Are the creation operators on the fermionic Fock space bounded linear operators?

Question

Let $H$ be a Hilbert space, denoting single-particle states, and $\mathfrak{F}$ be the fermionic Fock space.

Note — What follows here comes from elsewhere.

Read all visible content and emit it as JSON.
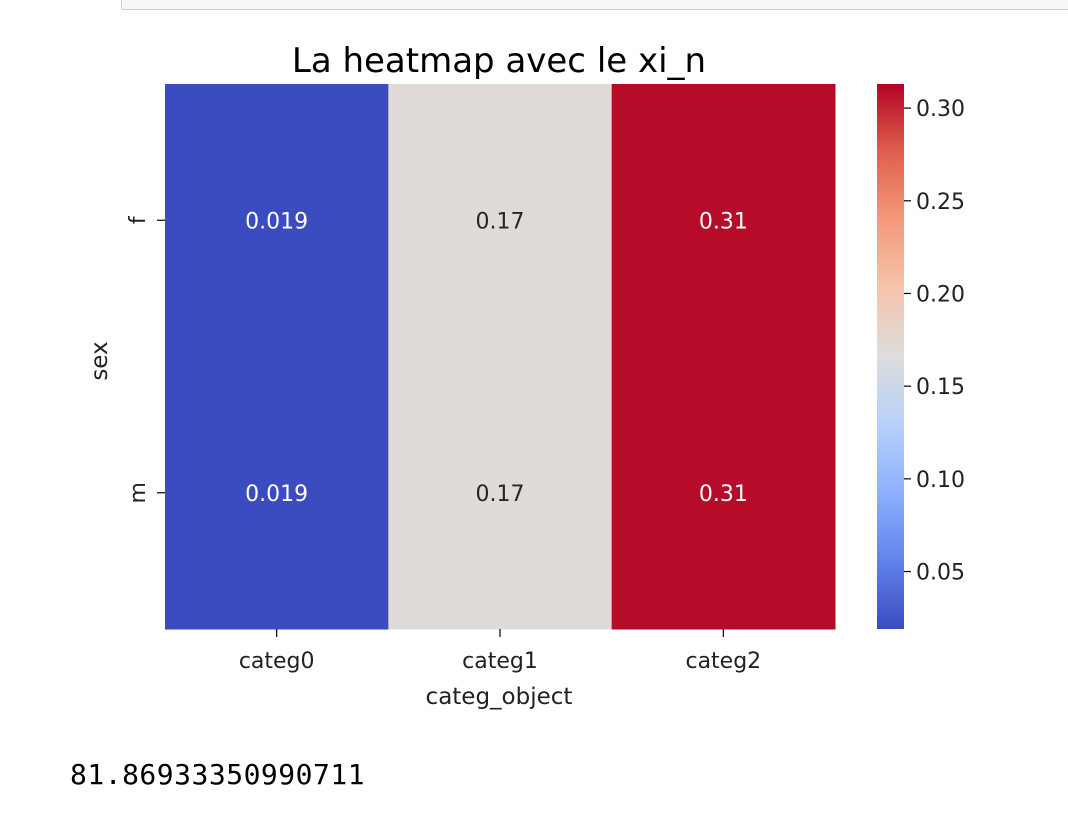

If $f\in H$, then is the creation operator $c^*(f)$ a bounded linear operator on $\mathfrak{F}$? If so, what is its norm?

Answer 1

The operator is indeed bounded, its norm is $\|f\|$. A fun trick to see what the norm is can be done by utilising the CAR: $$\{c^*(f), c(f)\}=\|f\|^2, \qquad2c^*(f)\,c^*(f)=\{c^*(f),c^*(f)\}=0=\{c(f),c(f)\}=2c(f)\,c(f).$$ So you get: $$c^*(f)\,c(f)\,c^*(f)\,c(f)= c^*(f)\{c(f),c^*(f)\} c(f)-c^*(f)\,c^*(f)\,c(f)\,c(f)=\|f\|^2c^*(f)\,c(f).$$ Which you use for: $$\|c^*(f)\|^4 = (\|c^*(f)\|^2)^2 = \|c^*(f)c(f)\|^2 = \|c^*(f)c(f)c^*(f)c(f)\|=\|f\|^2\,\|c^*(f)\,c(f)\| \\ =\|f\|^2\,\|c^*(f)\|^2$$ from which $\|c^*(f)\|=\|f\|$ follows. (In the above line the relation $\|A\|^2=\|AA^*\|$ was used twice, once for $A=c^*(f)$ and once for $A=c^*(f)\,c(f)$.)